Секретарша Туссена Мортона смотрела на него, как смотрят на стену или безлюдный пейзаж. В следующий раз Биральбо увидел ее всего через несколько часов, той же ночью, на станции пригородного поезда. Станция была грязная и плохо освещенная, там пахло разорением, как всегда пахнет в вестибюлях станций перед рассветом, но блондинка сидела на скамейке, словно на диване в бальной зале — спокойная и безразличная к окружающему, с кожаной сумкой и папкой на коленях. Рядом сидел Туссен Мортон, жуя сигару и улыбаясь грязным стенам станции и Биральбо, забывшему, что видел этого человека в «Леди Бёрд». Быть может, улыбка Мортона означала приветствие, но Биральбо предпочел ее не замечать — ему не нравились проявления симпатии со стороны незнакомцев. Он купил билет и остался ждать поезда на перроне, слушая приглушенные голоса этой парочки: они о чем-то живо переговаривались на совершенно непонятной смеси французского с английским. Иногда сдержанный шепот — так шепчут в больничном коридоре — прерывал раскатистый мужской хохот и наполнял пустынную станцию грохотом.

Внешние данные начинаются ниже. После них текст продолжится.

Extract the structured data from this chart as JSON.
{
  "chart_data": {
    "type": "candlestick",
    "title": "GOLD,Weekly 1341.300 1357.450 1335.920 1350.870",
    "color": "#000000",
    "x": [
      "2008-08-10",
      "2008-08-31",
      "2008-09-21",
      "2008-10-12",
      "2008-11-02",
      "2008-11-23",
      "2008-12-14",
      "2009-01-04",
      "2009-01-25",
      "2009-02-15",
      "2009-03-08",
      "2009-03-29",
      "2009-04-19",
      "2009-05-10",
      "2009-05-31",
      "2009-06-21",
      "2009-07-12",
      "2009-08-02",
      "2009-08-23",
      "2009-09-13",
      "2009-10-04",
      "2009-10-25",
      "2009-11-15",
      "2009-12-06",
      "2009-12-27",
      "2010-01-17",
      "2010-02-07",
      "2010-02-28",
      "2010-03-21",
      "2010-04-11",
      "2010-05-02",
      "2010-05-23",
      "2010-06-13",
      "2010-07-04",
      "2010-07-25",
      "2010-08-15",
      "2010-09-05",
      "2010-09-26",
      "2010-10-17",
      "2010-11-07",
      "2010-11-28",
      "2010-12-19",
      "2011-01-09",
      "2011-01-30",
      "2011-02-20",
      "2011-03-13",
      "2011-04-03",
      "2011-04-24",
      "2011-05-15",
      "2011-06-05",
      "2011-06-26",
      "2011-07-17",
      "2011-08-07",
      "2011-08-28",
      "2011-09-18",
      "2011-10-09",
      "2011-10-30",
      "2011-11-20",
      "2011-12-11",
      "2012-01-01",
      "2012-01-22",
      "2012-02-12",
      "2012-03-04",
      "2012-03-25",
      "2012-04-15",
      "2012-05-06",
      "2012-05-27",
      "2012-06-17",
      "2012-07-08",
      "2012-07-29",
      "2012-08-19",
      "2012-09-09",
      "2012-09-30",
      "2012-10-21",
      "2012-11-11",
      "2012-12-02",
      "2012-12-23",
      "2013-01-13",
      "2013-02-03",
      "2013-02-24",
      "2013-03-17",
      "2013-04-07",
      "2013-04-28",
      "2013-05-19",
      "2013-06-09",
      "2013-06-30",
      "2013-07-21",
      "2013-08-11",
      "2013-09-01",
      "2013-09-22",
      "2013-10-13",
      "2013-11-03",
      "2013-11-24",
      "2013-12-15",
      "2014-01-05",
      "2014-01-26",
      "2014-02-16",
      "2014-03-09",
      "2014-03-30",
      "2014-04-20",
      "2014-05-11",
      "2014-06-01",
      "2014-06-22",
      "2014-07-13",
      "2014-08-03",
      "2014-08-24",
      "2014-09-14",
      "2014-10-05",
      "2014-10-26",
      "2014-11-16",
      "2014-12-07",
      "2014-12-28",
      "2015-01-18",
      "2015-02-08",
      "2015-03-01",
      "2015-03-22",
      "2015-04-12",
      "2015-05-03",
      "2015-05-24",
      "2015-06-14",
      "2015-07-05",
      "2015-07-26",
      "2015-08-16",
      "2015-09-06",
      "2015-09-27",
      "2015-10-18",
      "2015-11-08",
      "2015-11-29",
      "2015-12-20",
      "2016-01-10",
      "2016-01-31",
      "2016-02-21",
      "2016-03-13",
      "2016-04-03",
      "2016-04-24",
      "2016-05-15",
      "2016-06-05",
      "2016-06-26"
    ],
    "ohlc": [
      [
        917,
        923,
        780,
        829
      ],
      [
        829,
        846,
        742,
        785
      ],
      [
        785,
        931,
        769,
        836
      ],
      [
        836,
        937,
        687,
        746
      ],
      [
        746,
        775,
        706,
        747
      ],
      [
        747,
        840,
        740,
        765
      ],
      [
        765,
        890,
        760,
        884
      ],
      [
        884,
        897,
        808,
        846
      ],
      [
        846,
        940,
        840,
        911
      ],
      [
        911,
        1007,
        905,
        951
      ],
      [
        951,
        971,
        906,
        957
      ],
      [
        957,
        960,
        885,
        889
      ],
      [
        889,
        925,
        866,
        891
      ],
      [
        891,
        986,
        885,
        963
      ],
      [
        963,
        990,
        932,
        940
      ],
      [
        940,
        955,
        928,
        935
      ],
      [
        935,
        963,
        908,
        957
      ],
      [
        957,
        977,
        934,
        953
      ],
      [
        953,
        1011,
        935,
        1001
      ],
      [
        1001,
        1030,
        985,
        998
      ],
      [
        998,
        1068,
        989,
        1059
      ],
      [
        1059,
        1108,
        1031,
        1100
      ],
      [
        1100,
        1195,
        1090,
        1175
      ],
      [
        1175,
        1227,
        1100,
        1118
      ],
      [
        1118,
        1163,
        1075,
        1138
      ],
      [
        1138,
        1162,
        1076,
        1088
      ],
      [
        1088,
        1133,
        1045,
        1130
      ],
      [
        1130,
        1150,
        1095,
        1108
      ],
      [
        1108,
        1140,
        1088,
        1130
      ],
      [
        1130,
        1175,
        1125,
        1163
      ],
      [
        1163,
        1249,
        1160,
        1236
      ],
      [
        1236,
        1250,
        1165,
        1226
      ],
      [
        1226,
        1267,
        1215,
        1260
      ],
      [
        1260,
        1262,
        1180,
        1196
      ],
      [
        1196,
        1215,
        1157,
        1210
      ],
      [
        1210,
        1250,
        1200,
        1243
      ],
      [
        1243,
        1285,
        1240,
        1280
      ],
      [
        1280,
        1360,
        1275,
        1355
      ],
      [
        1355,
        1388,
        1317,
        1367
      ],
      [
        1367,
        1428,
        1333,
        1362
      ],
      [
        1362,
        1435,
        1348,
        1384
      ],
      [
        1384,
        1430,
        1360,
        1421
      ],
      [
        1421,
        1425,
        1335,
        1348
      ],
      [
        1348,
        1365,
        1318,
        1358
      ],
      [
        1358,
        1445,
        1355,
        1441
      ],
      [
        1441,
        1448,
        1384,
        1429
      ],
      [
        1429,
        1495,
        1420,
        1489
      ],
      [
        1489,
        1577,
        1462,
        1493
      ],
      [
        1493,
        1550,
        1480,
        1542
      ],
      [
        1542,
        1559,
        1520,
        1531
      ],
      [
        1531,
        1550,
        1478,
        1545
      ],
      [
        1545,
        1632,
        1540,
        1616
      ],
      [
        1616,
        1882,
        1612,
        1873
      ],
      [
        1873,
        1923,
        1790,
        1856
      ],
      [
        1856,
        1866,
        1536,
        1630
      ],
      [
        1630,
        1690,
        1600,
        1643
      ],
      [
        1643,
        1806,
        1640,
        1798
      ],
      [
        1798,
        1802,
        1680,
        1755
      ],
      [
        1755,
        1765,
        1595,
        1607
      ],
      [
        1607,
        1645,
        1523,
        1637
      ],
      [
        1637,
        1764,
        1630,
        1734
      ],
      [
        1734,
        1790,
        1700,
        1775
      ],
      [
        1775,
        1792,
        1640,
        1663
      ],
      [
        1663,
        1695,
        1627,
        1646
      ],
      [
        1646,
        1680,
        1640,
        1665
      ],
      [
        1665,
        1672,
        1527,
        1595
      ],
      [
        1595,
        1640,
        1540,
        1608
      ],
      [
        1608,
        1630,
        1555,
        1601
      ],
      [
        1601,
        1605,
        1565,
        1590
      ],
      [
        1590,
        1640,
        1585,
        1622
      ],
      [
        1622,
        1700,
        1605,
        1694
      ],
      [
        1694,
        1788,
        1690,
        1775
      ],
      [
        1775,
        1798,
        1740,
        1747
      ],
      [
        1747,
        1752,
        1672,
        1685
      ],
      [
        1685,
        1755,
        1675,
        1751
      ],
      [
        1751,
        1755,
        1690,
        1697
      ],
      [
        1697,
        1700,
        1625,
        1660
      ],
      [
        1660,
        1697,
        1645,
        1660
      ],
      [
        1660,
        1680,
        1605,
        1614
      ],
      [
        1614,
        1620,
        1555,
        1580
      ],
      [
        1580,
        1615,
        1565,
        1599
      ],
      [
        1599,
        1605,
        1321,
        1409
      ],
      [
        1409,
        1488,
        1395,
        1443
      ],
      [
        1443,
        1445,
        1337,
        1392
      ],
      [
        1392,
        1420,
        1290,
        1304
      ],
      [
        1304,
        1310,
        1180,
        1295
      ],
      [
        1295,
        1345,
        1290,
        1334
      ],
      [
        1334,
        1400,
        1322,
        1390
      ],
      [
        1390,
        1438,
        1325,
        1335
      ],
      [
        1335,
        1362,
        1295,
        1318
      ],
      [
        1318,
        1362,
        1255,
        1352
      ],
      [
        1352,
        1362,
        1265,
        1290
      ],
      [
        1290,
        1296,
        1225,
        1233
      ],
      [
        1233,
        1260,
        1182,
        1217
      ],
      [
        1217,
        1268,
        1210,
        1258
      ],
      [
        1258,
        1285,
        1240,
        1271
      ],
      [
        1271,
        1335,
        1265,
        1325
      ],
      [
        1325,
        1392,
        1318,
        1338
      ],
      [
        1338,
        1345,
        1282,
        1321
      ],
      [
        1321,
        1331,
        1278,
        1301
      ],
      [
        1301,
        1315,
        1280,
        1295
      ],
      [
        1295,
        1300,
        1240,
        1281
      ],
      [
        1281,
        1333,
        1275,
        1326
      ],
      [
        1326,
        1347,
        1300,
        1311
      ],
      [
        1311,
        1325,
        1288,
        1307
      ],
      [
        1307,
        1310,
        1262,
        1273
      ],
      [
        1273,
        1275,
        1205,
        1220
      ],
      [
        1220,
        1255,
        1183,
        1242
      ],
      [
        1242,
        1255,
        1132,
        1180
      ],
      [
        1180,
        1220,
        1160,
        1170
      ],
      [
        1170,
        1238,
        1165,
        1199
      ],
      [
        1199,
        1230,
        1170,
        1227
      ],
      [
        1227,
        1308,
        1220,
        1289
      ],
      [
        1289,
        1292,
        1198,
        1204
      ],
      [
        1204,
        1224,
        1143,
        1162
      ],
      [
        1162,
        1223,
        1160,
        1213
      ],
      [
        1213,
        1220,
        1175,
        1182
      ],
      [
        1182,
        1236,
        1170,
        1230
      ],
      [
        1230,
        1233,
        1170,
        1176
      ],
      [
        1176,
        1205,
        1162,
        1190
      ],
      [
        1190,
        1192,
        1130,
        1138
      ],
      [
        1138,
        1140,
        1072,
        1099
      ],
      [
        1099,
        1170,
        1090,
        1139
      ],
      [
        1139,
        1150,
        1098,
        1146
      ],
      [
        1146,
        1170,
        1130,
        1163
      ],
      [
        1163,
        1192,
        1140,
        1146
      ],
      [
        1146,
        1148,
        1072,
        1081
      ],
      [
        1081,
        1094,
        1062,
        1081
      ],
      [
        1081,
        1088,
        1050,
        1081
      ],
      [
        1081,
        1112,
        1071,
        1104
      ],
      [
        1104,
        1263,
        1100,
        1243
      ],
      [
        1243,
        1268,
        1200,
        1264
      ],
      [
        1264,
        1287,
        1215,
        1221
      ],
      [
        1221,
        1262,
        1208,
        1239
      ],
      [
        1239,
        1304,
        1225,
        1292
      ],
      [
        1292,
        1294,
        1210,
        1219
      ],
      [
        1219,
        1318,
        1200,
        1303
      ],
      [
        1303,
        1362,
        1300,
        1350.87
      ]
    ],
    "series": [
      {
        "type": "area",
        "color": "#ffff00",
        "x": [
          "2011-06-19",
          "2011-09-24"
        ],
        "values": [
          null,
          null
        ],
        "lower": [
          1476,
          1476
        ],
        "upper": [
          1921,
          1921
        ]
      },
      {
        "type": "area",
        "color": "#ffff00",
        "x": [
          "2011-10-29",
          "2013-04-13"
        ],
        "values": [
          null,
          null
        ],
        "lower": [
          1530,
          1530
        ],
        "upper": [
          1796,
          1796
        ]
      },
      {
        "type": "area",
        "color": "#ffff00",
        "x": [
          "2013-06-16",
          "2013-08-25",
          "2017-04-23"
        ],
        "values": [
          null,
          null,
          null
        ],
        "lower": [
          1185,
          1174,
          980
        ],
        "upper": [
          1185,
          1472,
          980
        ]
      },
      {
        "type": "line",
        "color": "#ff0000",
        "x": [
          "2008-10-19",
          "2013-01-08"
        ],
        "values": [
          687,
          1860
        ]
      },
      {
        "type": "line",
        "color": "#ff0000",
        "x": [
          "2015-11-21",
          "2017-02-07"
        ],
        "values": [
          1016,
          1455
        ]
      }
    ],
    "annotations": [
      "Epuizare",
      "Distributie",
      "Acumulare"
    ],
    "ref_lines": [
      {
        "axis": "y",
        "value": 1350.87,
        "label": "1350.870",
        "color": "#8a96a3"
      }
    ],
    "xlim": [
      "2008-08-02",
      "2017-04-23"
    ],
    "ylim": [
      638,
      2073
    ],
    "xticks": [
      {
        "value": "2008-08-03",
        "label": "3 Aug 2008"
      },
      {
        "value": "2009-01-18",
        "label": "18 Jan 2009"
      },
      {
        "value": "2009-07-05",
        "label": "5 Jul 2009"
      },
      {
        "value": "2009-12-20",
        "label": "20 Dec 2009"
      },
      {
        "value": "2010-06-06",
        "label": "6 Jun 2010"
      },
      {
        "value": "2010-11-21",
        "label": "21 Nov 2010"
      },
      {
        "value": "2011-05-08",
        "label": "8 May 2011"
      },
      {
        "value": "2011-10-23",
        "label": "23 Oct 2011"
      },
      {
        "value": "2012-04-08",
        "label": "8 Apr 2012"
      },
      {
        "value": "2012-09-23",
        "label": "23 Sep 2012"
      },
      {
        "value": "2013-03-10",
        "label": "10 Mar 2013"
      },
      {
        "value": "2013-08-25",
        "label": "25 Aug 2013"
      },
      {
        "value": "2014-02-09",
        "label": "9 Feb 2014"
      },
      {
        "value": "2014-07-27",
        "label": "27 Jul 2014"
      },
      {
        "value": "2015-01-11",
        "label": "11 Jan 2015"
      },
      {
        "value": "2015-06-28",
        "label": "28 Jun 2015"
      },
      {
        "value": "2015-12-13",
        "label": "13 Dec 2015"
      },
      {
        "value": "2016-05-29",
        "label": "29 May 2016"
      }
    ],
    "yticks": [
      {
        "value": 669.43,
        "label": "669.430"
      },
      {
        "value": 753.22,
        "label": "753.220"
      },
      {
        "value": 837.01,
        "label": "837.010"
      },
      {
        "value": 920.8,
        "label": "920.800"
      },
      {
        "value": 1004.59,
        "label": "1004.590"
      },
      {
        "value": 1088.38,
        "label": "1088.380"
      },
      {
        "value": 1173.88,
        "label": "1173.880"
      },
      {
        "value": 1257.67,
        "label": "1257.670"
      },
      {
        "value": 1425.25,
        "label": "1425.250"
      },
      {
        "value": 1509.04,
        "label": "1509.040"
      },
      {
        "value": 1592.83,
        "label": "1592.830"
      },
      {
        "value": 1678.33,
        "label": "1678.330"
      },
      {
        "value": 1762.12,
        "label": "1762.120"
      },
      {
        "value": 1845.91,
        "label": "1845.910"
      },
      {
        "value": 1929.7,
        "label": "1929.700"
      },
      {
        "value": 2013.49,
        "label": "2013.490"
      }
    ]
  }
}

Биральбо с некоторым отвращением заподозрил, что этот человек смеется над ним, но оборачиваться не стал. Потом те двое замолчали довольно надолго — Биральбо понял, что за ним наблюдают. Они не двинулись, когда приехал поезд. Уже сидя в вагоне, Биральбо в открытую посмотрел на них из окна и встретил непристойную улыбку Туссена Мортона, который покачивал головой, будто бы прощаясь с ним. Когда поезд начал медленно отъезжать от станции, Биральбо увидел, что они поднялись. Наверное, сели в поезд двумя или тремя вагонами дальше Биральбо, потому что той ночью он их больше не видел. Он подумал, что эта парочка могла бы ехать в приграничный Ирун, и еще до того, как открыл дверь в квартиру, совершенно забыл о ней.